Die wichtigsten Pferderennen der Welt 2026

Der internationale Pferderennsport bietet jedes Jahr ein Kaleidoskop aus Tradition, Prestige und sportlicher Höchstleistung. Von den staubigen Dirtbahnen Amerikas über die akkurat gepflegten Rasenkurse Englands bis zu den futuristischen Anlagen im Nahen Osten — die großen Rennen der Welt sind weit mehr als bloße Sportveranstaltungen. Sie sind gesellschaftliche Ereignisse, wirtschaftliche Schwergewichte und für den Wetter eine Spielwiese mit besonders tiefen Märkten und reichhaltigen Daten. Dieser Überblick stellt die prestigeträchtigsten Rennen des Jahres 2026 vor, ordnet ihre Bedeutung ein und zeigt, warum bestimmte Events für Wettinteressierte besonders relevant sind.
US-Rennen: Die Bedeutung der Triple-Crown-Serie
Kein Land zelebriert seine Pferderennen so laut und bunt wie die Vereinigten Staaten, und kein Format genießt dort mehr Aufmerksamkeit als die Triple Crown. Sie besteht aus drei Rennen für dreijährige Vollblüter: dem Kentucky Derby in Louisville, den Preakness Stakes in Baltimore und den Belmont Stakes in New York. Die drei Rennen finden innerhalb von fünf Wochen zwischen Mai und Juni statt und bilden zusammen den härtesten Prüfstein für junge Galopptalente auf amerikanischem Boden.
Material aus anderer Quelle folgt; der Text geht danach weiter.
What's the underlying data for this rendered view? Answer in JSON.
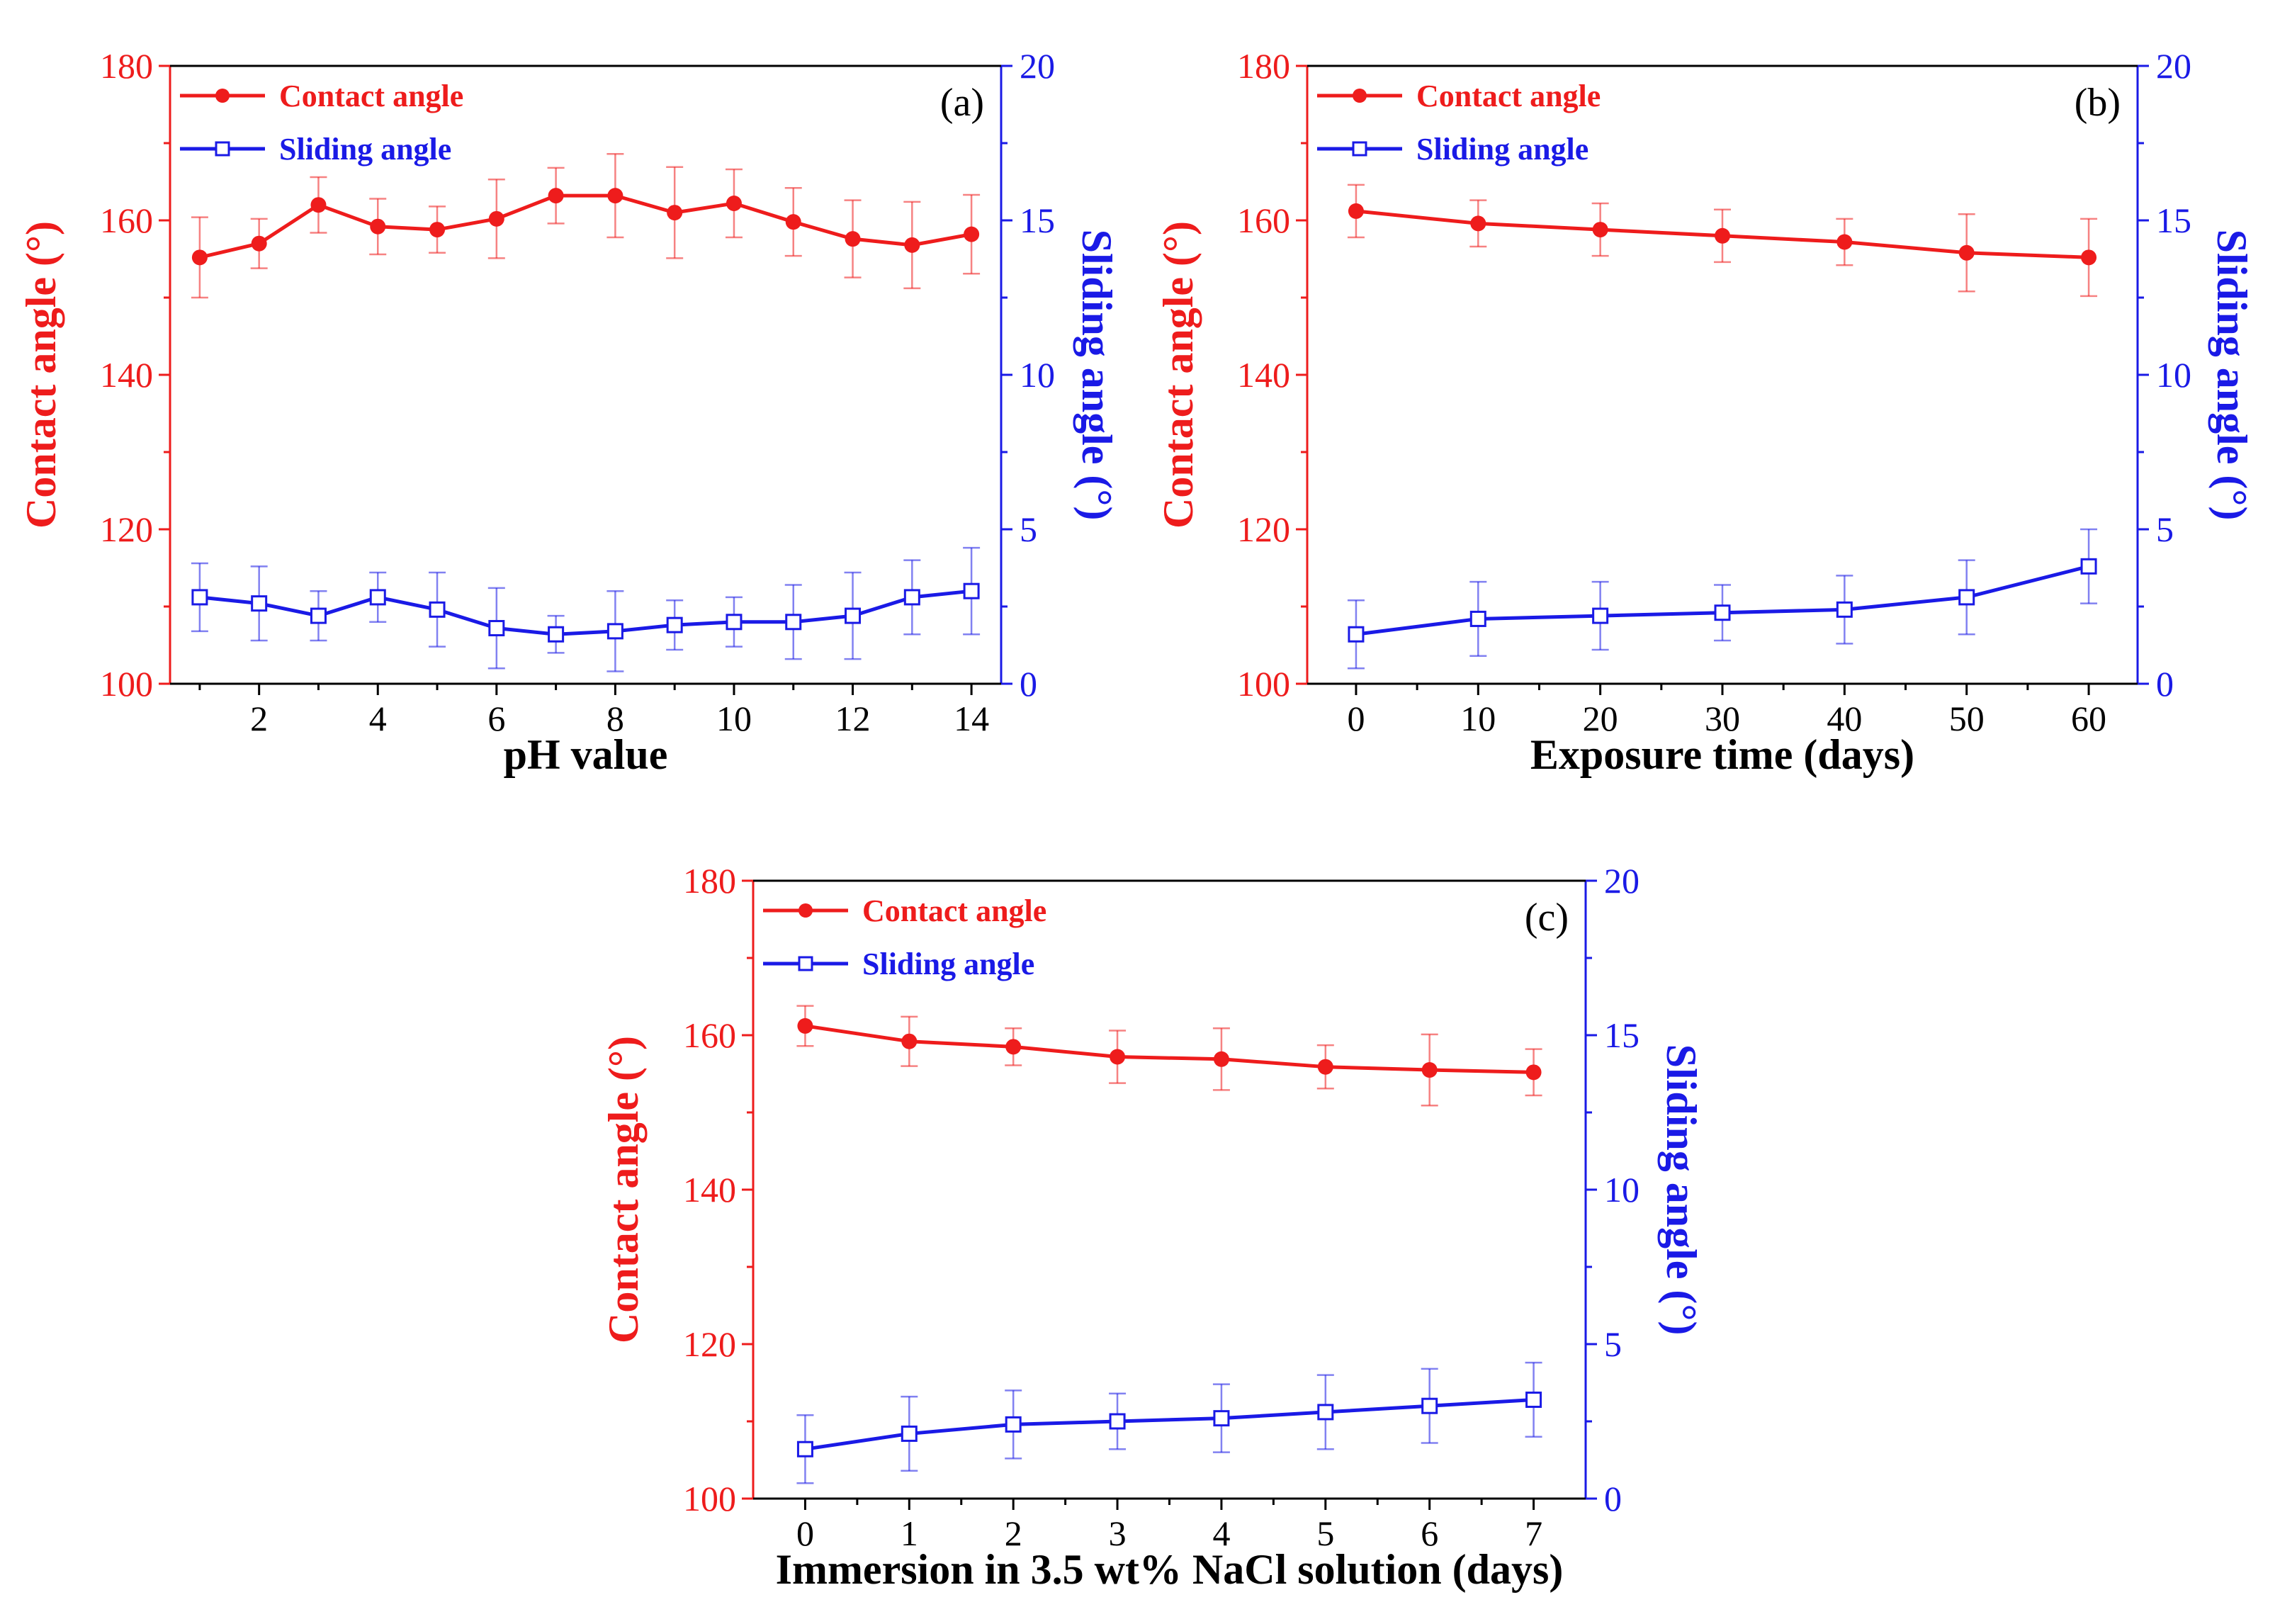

Das Kentucky Derby Anfang Mai eröffnet die Serie und ist gleichzeitig das bekannteste Pferderennen der westlichen Hemisphäre. Die Preakness Stakes folgen zwei Wochen später und gelten als das taktisch anspruchsvollste Rennen der drei. Den Abschluss bilden die Belmont Stakes, das längste Rennen der Serie über knapp 2400 Meter, das wegen seiner zermürbenden Distanz auch als Test of the Champion bezeichnet wird. Die Triple Crown — also der Sieg in allen drei Rennen — gelingt nur den absoluten Ausnahmepferden. Seit 1978 wurde diese Leistung nur zweimal vollbracht: von American Pharoah im Jahr 2015 und von Justify im Jahr 2018.
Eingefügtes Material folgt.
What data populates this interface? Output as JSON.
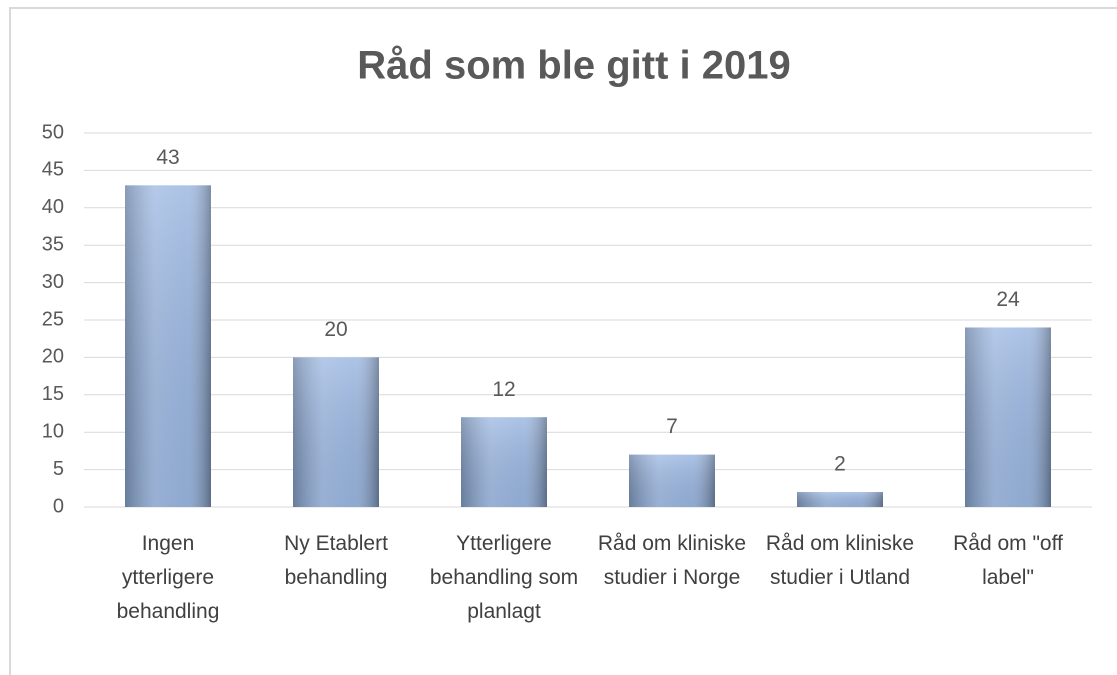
{
  "chart_data": {
    "type": "bar",
    "title": "Råd som ble gitt i 2019",
    "categories": [
      "Ingen ytterligere behandling",
      "Ny Etablert behandling",
      "Ytterligere behandling som planlagt",
      "Råd om kliniske studier i Norge",
      "Råd om kliniske studier i Utland",
      "Råd om \"off label\""
    ],
    "values": [
      43,
      20,
      12,
      7,
      2,
      24
    ],
    "color": "#95b3e0",
    "ylim": [
      0,
      50
    ],
    "yticks": [
      0,
      5,
      10,
      15,
      20,
      25,
      30,
      35,
      40,
      45,
      50
    ],
    "grid": true
  }
}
Für europäische Wetter sind die US-Triple-Crown-Rennen aus mehreren Gründen interessant. Die Wettmärkte sind extrem liquide, die Datengrundlage hervorragend und die Zeitverschiebung sorgt dafür, dass die Rennen am europäischen Abend stattfinden — perfekt für einen spannenden Samstagabend. Allerdings unterscheiden sich die amerikanischen Rennbedingungen erheblich von den europäischen: Die meisten US-Rennen finden auf Dirt statt, nicht auf Rasen, und die Laufstile der Pferde sind entsprechend anders geprägt.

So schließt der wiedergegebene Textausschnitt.